The residential real estate market has been relatively stable overall, with sales in the first seven months of 2020 down only 2.1 percent, after a sharp recovery following an almost total market shutdown during lockdown. In the longer term, demand is expected to remain strong, however government policy is set to remain the major headwind, as regulators continue to seek financial stability. Overall debt levels are a major concern and in August, 12 developers – including some of the nation’s largest – were requested to submit deleveraging proposals.
Meanwhile, commercial developers have also found their balance sheets stretched by the pandemic. Daniel Yao, head of research at JLL China, says: “In the commercial property market, generally we have seen a greater focus on refinancing compared with new financing. Covid-19 has made the operating environment more challenging, especially for commercial developers, increasing the need for financing extensions. Small-to-medium-sized developers lack the same level of access to financing and support, which could lead some of these firms to pursue joint venture opportunities with larger partners.”

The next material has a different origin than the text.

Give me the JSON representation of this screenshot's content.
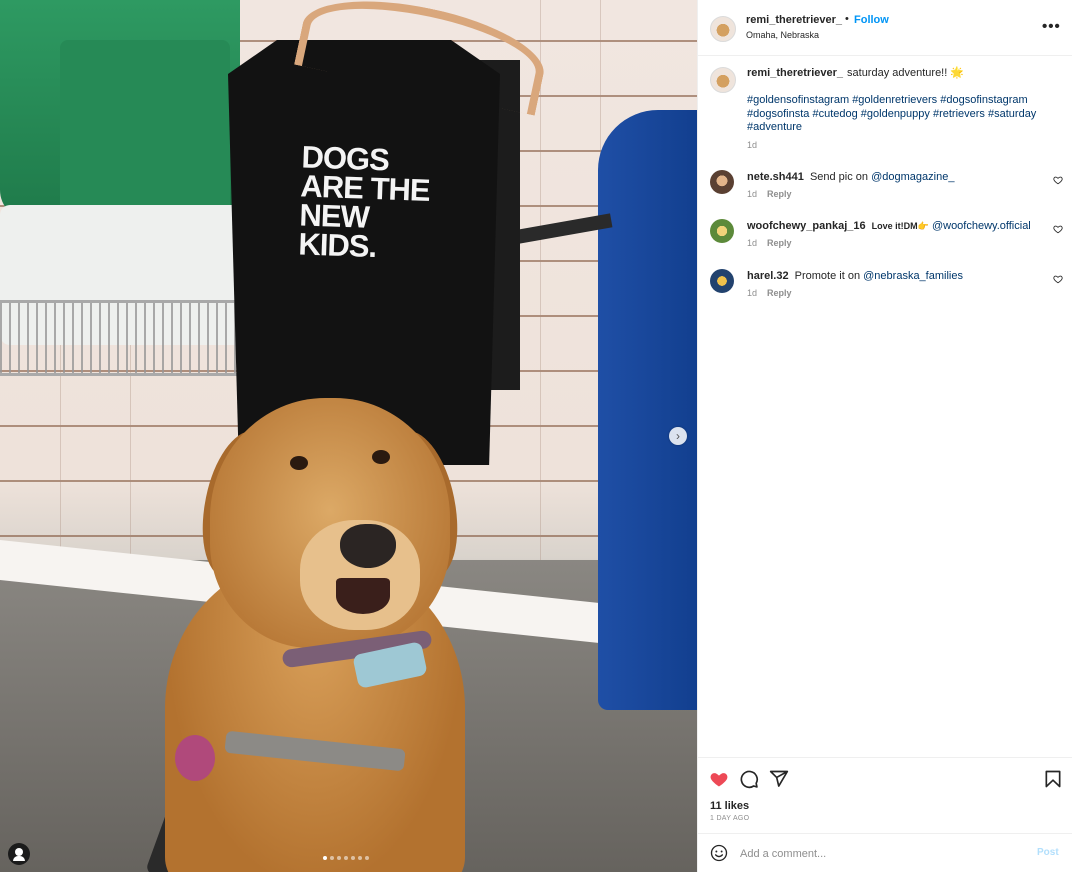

Structured lending is also likely to be an opportunity for private equity real estate investors. A number of Asia-Pacific funds have the capacity to provide mezzanine or ‘stretched senior’ lending to domestic developers and the capability to deal with the assets themselves should they be forced to foreclose.
A number of private equity groups are betting that the rapid growth of debt in China plus ongoing government restrictions on borrowers will lead to more non-performing loans and more opportunities to acquire them. As part of the phase-one trade deal signed by the US and China in January, US investment managers will be able to apply for asset management licenses, enabling them to buy NPLs directly from banks, rather than via local bad loan companies. A number of foreign investors have bought NPL portfolios in recent years, including Lone Star, Blackstone Group and Oaktree Capital Management, the latter of which set up a Chinese asset management unit in February to boost its presence in the wider NPL market.
Bad loans make up around 2 percent of Chinese banks’ loan books officially, although many believe the real total is higher, and a majority of loans are backed by real estate, which adds up to a significant opportunity. However, there are a number of obstacles: the often fragmented loan portfolios, which may be secured on a myriad of smaller assets in lower-tier cities and the requirement for local knowledge in dealing with them. Investors also consistently report that bargain prices are hard to find, especially if they are targeting assets in first and second-tier cities.